Сегодня общество вновь вышло на проблему отношений между социаль­но-активным меньшинством и пассивным, инертным большинством. Нужны эф­фективные методы его исследования. Введенное в социальную науку «тонкоструктурный анализ» позволяет делить об­щество на группы по «толстым» и по «тонким» признакам. Первые — это объ­ективные признаки, которые поддаются наблюдению независимо от мнений и ценностей наблюдаемых людей. Это касается показателей демографии, проис­хождения, профессий, пола, возраста. «Тонкие» группы выделяются на основе общности взглядов, убеждений, потребностей. Именно по этим признакам следует искать реальных субъектов реформ. Сюда входят люди из самых разных групп первого типа. Например, крестьянин может придерживаться тех же самых поли­тических, этических и социально-экономических ориентации, которые свойст­венны высокоорганизованным, хорошо образованным и давно укоренившимся в городах группам предпринимателей, тех самых, которых мы сегодня видим на авансцене нашей экономики. Тонкоструктурный анализ позволяет выделить со­циально-активный элемент общества как самостоятельный субъект реформ. Его признаки субъективны, так как находятся в сфере сознания. Но они же объективны, так как регулируют, направляют реальное поведение больших масс людей. Несовпадение «тонких» и «толстых» структур особенно важно в переломные периоды. Например, студенчество по многим социально-демографическим при­знакам должно было быть на острие демократических преобразований. Но этого у нас не произошло. Люди, которых мы относим к молодежи, студентам, входят в разные группы по своим убеждениям, по степени активности (пассивности).
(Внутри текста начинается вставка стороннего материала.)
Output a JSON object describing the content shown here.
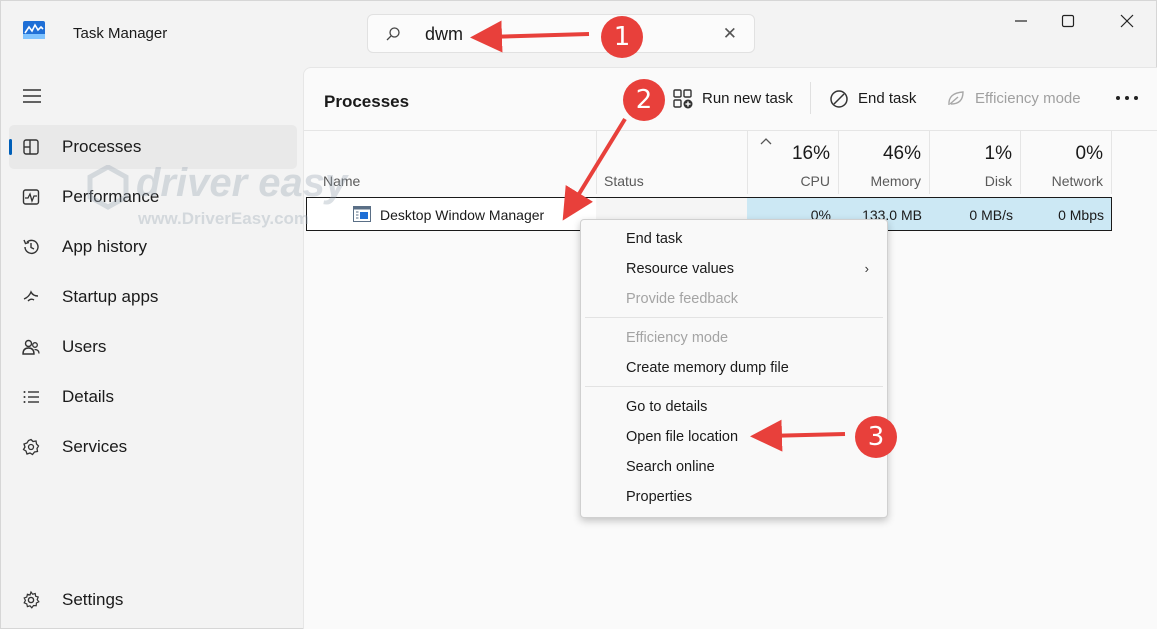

Но как особая структура молодежь бессубъектна.


Такой анализ необходим, но следует также выделить социокультурные группы, их ценности, нравственные идеалы. Необходим выход на конкретного субъекта реформ, то есть на тех людей, те социокультурные группы, которые могут реализовывать соответ­ствующие проекты. Одновременно последние должны составляться под реальных конкретных субъектов в их динамике. Здесь следует обратить внимание на процессы, протекающие на протяжении последних десятилетий. Имеется прежде всего рост утилитаризма. Он начался с незапамятных времен. Под утилитаризмом следует понимать систему ценностей, которая в отличие от традиционализма требует рассмотрения окружающего мира, людей, природы техники как бесконечного скопления реальных и потенциальных средств Утилитарный человек стремится превратить любой элемент окружающей средь в средство для своих целей, во всяком случае считает это правомерным. Носитель развитых утилитарных ценностей склонен к «достижительности», приобретению имущества, денег и т. д. Рост человеческих потребностей должен сочетаться с ростом потребностей в новых видах труда, воспроизводства, квалификации и т. д. Несоответствие между тем и другим порождает поток дезорганизации, конфликты. Существуют глубокие различия в росте этих по­требностей в России и на Западе. В основе реальной экономической реформы должен лежать продвинутый утилитаризм, т. е. сочетание потребностей в благах с потребностями в адекватных видах деятельности,— нужны люди, стремящиеся много зарабатывать и много работать для этого.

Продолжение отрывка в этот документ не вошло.